背景缺乏力反馈(FFB)被认为是机器人辅助手术(RAS)的一个技术限制。这项临床前研究旨在评估使用新型集成 FFB 技术施加到组织上的力,该技术允许外科医生感知器械尖端施加的力。方法28 位经验水平各异的外科医生使用 FFB 器械在无生命或活体外模型上执行了三项机器人辅助手术任务,包括牵引、解剖和缝合,同时器械传感器记录并向机器人系统的外科医生手控器传递施加的力。我们使用广义估计方程 (GEE) 模型分析了 FFB 传感器在 "关闭 "设置与 "高 "灵敏度设置(用于牵引)以及 "低"、"中 "和 "高 "灵敏度设置(用于解剖和缝合)相比,在每项任务中施加的平均和最大力。结果在三种机器人辅助手术任务中,在任何灵敏度设置下使用 FFB 都能显著降低对组织施加的平均力和最大力(p < 0.0001)。在 "高 "灵敏度设置下使用 FFB 进行牵引、解剖和间断缝合任务时,可能造成组织损伤的最大作用力分别降低了 36%、41% 和 55%。此外,在执行所有三类任务时,使用全自动无创血压仪都能大幅降低力的差异。一般来说,在所有经验水平的外科医生中都能观察到平均和最大力的降低。结论我们的研究结果表明,在机器人手术系统中集成 FFB 技术,可以显著降低所有经验水平的外科医生在执行手术任务时施加在组织上的力。使用 FFB 所实现的施力减小和施力一致性可减少组织创伤和失血,从而为接受 RAS 的患者带来更好的临床效果。未来的研究对于确定 FFB 器械在实际临床环境中的影响非常重要。
本文章由计算机程序翻译,如有差异,请以英文原文为准。

Evaluation of forces applied to tissues during robotic-assisted surgical tasks using a novel force feedback technology

Evaluation of forces applied to tissues during robotic-assisted surgical tasks using a novel force feedback technology

Background

The absence of force feedback (FFB) is considered a technical limitation in robotic-assisted surgery (RAS). This pre-clinical study aims to evaluate the forces applied to tissues using a novel integrated FFB technology, which allows surgeons to sense forces exerted at the instrument tips.

Methods

Twenty-eight surgeons with varying experience levels employed FFB instruments to perform three robotic-assisted surgical tasks, including retraction, dissection, and suturing, on inanimate or ex-vivo models, while the instrument sensors recorded and conveyed the applied forces to the surgeon hand controllers of the robotic system. Generalized Estimating Equations (GEE) models were used to analyze the mean and maximal forces applied during each task with the FFB sensor at the “Off” setting compared to the “High” sensitivity setting for retraction and to the “Low”, “Medium”, and “High” sensitivity settings for dissection and suturing.

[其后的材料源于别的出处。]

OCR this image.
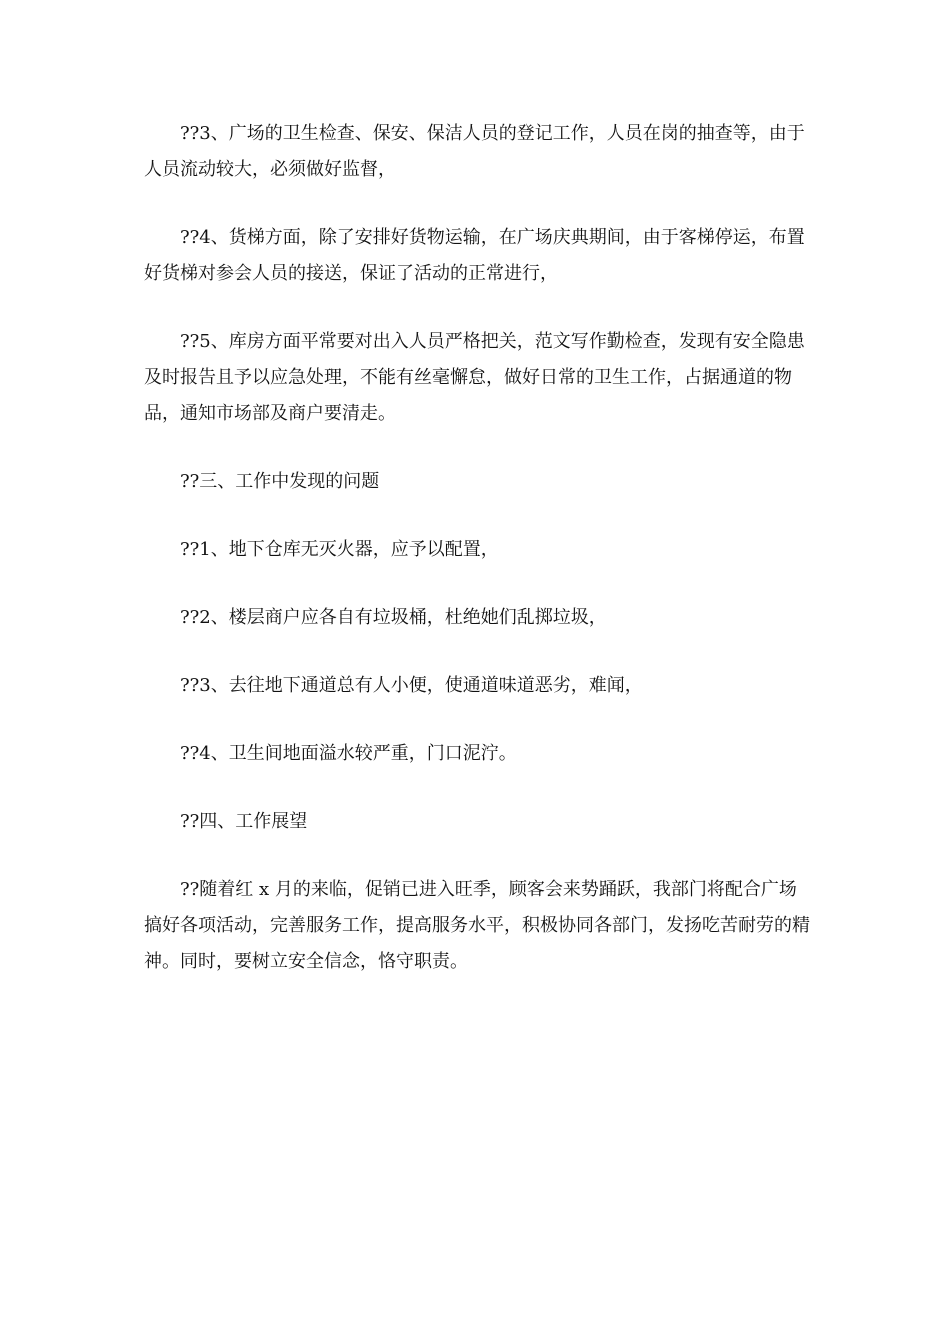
??3、广场的卫生检查、保安、保洁人员的登记工作，人员在岗的抽查等，由于人员流动较大，必须做好监督，

??4、货梯方面，除了安排好货物运输，在广场庆典期间，由于客梯停运，布置好货梯对参会人员的接送，保证了活动的正常进行，

??5、库房方面平常要对出入人员严格把关，范文写作勤检查，发现有安全隐患及时报告且予以应急处理，不能有丝毫懈怠，做好日常的卫生工作，占据通道的物品，通知市场部及商户要清走。

??三、工作中发现的问题

??1、地下仓库无灭火器，应予以配置，

??2、楼层商户应各自有垃圾桶，杜绝她们乱掷垃圾，

??3、去往地下通道总有人小便，使通道味道恶劣，难闻，

??4、卫生间地面溢水较严重，门口泥泞。

??四、工作展望

??随着红 x 月的来临，促销已进入旺季，顾客会来势踊跃，我部门将配合广场搞好各项活动，完善服务工作，提高服务水平，积极协同各部门，发扬吃苦耐劳的精神。同时，要树立安全信念，恪守职责。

Sub-analysis was also performed on surgeon experience levels.

Results

The use of FFB at any of the sensitivity settings resulted in a significant reduction in both the mean and maximal forces exerted on tissue during all three robotic-assisted surgical tasks (p < 0.0001). The maximal force exerted, potentially associated with tissue damage, was decreased by 36%, 41%, and 55% with the use of FFB at the “High” sensitivity setting while performing retraction, dissection, and interrupted suturing tasks, respectively. Further, the use of FFB resulted in substantial reductions in force variance during the performance of all three types of tasks. In general, reductions in mean and maximal forces were observed among surgeons at all experience levels. The degree of force reduction depends on the sensitivity setting selected and the types of surgical tasks evaluated.

Conclusions

Our findings demonstrate that the utilization of FFB technology integrated in the robotic surgical system significantly reduced the forces exerted on tissue during the performance of surgical tasks at all surgeon experience levels. The reduction in the force applied and a consistency of force application achieved with FFB use, could result in decreases in tissue trauma and blood loss, potentially leading to better clinical outcomes in patients undergoing RAS. Future studies will be important to determine the impact of FFB instruments in a live clinical environment.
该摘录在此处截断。